At the end of three days, the Amir Dost Mohammed Khan lay in his bed, and looked around at the silent crowd of his sons, and bid them count themselves. The living counted themselves, and then the dead sons, and then the sons to come, who were not yet born, whom Dost Mohammed loved best, said their names, but only to Dost Mohammed in the dark shade raised over his head. He counted them, and there were fifty-three. It seemed to Dost Mohammed that one was missing.
"Great King," the second youngest of the sons said. "Akbar is not yet here. But he must be fast approaching." Dost Mohammed nodded, and the rough cloth of his bed cover seemed to whisper a denial. "That is not so," the youngest of the sons said. "Akbar my brother has sent a message that he will not come.

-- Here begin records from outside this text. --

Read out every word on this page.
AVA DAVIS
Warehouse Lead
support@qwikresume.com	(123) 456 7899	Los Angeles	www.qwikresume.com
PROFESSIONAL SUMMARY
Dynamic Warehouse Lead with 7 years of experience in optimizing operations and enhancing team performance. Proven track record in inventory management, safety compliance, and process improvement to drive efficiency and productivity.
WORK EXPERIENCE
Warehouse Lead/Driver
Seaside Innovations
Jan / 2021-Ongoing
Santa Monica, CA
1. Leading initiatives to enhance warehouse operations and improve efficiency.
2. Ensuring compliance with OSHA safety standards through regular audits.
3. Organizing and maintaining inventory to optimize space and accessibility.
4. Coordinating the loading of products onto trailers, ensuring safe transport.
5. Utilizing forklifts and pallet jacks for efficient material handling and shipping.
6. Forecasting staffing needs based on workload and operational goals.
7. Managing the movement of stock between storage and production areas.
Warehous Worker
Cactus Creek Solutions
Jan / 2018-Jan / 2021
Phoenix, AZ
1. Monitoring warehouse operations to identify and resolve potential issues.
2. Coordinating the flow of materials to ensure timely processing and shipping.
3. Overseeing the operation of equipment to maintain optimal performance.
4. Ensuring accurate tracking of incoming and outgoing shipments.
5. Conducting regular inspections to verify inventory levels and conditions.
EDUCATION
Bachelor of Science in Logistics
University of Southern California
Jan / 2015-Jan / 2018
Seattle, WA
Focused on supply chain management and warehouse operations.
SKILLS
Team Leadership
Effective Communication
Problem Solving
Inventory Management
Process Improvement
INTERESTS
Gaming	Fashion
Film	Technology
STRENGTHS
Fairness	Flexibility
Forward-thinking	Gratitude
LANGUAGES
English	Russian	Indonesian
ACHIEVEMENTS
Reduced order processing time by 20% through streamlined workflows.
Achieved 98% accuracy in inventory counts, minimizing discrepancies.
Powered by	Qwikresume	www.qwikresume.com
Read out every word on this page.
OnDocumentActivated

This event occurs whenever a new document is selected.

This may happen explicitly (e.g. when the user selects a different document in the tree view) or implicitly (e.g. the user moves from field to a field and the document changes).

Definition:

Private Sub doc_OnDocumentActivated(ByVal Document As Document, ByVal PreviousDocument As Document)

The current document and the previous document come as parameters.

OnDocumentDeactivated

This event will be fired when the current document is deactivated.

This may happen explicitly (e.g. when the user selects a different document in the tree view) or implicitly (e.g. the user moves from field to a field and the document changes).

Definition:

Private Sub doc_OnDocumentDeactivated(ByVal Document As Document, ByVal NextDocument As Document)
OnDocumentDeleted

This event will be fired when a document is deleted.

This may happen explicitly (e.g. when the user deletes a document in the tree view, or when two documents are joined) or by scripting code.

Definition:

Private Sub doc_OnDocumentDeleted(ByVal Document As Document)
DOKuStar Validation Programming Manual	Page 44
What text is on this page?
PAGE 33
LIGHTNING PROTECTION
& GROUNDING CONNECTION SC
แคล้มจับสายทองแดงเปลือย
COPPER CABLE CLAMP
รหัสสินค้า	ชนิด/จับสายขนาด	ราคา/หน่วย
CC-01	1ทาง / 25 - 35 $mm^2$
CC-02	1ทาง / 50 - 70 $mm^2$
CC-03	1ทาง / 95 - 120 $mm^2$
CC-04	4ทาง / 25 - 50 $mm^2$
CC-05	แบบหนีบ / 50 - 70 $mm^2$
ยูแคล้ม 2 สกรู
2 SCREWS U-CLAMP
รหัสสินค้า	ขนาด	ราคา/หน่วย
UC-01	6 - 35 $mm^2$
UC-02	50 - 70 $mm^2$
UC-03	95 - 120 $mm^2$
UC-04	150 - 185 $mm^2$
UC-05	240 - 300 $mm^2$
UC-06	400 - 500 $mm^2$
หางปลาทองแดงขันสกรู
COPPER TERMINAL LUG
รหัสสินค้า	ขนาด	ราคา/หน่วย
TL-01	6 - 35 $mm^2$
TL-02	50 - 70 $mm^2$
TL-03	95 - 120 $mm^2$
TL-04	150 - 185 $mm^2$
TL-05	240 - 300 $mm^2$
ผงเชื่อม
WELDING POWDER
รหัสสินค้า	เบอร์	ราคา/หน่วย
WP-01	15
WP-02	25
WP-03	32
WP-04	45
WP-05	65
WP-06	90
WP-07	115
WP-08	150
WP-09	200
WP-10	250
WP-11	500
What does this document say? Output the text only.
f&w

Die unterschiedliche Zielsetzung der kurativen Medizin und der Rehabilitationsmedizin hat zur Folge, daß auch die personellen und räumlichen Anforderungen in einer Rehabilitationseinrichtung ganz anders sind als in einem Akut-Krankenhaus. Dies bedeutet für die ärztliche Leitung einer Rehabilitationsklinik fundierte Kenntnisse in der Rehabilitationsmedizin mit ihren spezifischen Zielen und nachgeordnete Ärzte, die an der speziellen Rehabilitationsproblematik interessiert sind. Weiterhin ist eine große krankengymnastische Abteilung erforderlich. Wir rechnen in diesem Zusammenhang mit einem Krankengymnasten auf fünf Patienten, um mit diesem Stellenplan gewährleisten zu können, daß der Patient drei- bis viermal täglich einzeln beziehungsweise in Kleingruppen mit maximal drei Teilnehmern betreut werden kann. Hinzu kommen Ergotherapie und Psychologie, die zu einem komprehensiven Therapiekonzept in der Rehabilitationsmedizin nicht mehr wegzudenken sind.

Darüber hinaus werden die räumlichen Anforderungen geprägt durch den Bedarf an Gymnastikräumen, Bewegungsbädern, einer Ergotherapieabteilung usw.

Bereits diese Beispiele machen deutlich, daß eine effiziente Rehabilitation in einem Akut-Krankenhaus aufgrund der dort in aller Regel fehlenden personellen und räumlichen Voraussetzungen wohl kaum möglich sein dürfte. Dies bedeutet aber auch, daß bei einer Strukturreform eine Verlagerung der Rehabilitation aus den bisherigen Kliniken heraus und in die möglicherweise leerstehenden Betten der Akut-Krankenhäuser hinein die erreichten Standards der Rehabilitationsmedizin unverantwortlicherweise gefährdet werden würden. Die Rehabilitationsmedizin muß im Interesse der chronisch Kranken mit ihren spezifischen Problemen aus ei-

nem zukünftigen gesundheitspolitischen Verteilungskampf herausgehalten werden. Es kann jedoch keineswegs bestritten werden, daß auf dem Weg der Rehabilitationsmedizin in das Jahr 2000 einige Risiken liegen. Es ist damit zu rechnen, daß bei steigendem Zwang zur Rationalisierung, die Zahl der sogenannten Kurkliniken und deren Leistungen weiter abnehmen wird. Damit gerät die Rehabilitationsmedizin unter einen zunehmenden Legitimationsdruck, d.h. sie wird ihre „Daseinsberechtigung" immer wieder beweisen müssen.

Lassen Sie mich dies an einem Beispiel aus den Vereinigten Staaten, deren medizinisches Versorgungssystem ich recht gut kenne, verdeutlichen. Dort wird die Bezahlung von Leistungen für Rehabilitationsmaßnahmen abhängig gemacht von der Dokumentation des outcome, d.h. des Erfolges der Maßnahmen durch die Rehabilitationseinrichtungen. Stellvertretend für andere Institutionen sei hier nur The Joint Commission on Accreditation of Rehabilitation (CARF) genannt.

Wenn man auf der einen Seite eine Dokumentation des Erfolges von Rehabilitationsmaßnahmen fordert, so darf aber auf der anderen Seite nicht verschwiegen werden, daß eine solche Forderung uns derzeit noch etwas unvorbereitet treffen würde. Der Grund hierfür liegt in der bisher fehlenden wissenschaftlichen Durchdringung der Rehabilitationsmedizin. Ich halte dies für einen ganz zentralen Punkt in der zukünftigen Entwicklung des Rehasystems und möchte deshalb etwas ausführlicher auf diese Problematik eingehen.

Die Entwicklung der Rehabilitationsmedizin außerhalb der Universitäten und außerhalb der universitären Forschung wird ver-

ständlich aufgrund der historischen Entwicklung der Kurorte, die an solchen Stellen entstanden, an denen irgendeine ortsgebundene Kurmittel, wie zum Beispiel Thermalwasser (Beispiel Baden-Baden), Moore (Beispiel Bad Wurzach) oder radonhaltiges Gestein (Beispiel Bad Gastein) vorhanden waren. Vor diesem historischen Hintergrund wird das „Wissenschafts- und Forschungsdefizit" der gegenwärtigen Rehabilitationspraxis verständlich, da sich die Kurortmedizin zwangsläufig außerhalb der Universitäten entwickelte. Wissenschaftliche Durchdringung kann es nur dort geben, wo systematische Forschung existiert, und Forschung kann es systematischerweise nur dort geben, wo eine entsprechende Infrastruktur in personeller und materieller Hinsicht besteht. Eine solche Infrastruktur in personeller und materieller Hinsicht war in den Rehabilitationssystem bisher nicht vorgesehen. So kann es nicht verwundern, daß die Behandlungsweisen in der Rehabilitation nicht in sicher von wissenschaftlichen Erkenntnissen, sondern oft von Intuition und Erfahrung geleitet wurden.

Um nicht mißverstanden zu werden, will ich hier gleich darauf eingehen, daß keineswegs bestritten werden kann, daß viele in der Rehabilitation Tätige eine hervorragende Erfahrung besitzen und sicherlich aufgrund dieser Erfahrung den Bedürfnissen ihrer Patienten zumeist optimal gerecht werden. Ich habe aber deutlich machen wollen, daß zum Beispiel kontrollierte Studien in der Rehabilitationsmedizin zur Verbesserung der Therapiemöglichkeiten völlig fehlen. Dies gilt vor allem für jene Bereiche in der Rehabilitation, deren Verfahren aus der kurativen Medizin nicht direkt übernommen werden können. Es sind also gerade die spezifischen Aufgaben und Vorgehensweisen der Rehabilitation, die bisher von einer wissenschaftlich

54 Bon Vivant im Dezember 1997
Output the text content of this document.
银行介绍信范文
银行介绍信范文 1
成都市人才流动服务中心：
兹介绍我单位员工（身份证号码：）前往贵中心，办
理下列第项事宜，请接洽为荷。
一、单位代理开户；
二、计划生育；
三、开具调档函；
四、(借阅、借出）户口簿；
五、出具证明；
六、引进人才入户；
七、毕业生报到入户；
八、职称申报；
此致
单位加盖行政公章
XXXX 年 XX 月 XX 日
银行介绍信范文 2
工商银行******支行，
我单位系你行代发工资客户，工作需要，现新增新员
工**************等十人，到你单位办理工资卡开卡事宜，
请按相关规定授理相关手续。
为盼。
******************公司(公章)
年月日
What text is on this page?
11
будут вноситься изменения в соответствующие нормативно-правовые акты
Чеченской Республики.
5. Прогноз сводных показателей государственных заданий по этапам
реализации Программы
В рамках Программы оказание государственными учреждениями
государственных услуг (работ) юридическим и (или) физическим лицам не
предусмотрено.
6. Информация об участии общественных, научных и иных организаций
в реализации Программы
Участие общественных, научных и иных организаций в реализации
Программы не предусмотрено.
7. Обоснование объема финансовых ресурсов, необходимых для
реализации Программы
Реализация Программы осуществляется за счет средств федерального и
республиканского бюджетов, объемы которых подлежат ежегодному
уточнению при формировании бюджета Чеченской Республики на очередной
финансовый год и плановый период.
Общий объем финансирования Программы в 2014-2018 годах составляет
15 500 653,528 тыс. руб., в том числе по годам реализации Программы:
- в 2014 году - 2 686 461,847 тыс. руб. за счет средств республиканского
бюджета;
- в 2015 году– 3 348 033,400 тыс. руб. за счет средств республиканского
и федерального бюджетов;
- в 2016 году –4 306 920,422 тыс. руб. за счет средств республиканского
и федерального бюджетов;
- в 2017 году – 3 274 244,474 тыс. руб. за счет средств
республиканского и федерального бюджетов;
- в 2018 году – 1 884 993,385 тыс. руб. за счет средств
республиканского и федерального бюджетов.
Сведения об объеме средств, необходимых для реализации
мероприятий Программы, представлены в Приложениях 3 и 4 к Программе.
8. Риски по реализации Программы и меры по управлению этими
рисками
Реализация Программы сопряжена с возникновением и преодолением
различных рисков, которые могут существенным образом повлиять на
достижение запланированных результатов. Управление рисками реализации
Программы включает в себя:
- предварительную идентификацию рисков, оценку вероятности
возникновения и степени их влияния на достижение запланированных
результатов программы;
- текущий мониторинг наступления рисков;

He has sent a message to the great King my father that he is occupied, and may not turn away from the borders of the country, to mop my father's face and hold my father's head." And the brothers looked away in shame that their father should hear the truth.
But Dost Mohammed nodded, and was pleased by what the youngest of the brothers had said. "He has done right," he said, just that. He raised his head, and looked at the sons who were there, and the sons who were dead, and the sons who were not yet born, and the single son who had better things to do, and the Amir was pleased. And the sons--Afzal, and Azam, and Shams-i Jahan, and Ghulam Haidar, and Sher Ali, and Amin, and Sharif, and Akram and Wali and Faiz and Hawa and Hajira and Ahmad and Zaman and Umar and Ummat al-Mustafa and Bibi Zumurrud and Salih and Muhsin and Nur Jahan and Hasan and Husein and Wafa and Aslam and Qasim and Sher and Nek and Hashim and Sadiq and Shuaib and Rahim and Azim and Sadiq and Sarw-i Jahan and Yusuf and Azim and Habibullah and Mamlakat and Sharaf Sultan and Durr Jan and Sahib Sultan and Bibi Saira and Aisha and Bilqis and Sadiq and Rahim and Saifullah Khan Wakil and Agha and Fatima and Zainab and Banu and Mulk-i Jahan and Badr-i Jahan, youngest of the brothers (for it is written that the women who are born to a great Emperor may be considered sons, too)--the sons of the great King looked at him and saw him revive, and start to live again as he heard that everything was well with his kingdom. Glory be on the names of the sons of the Amir Dost Mohammed Khan, greatest of the Afghans, wisest of his people!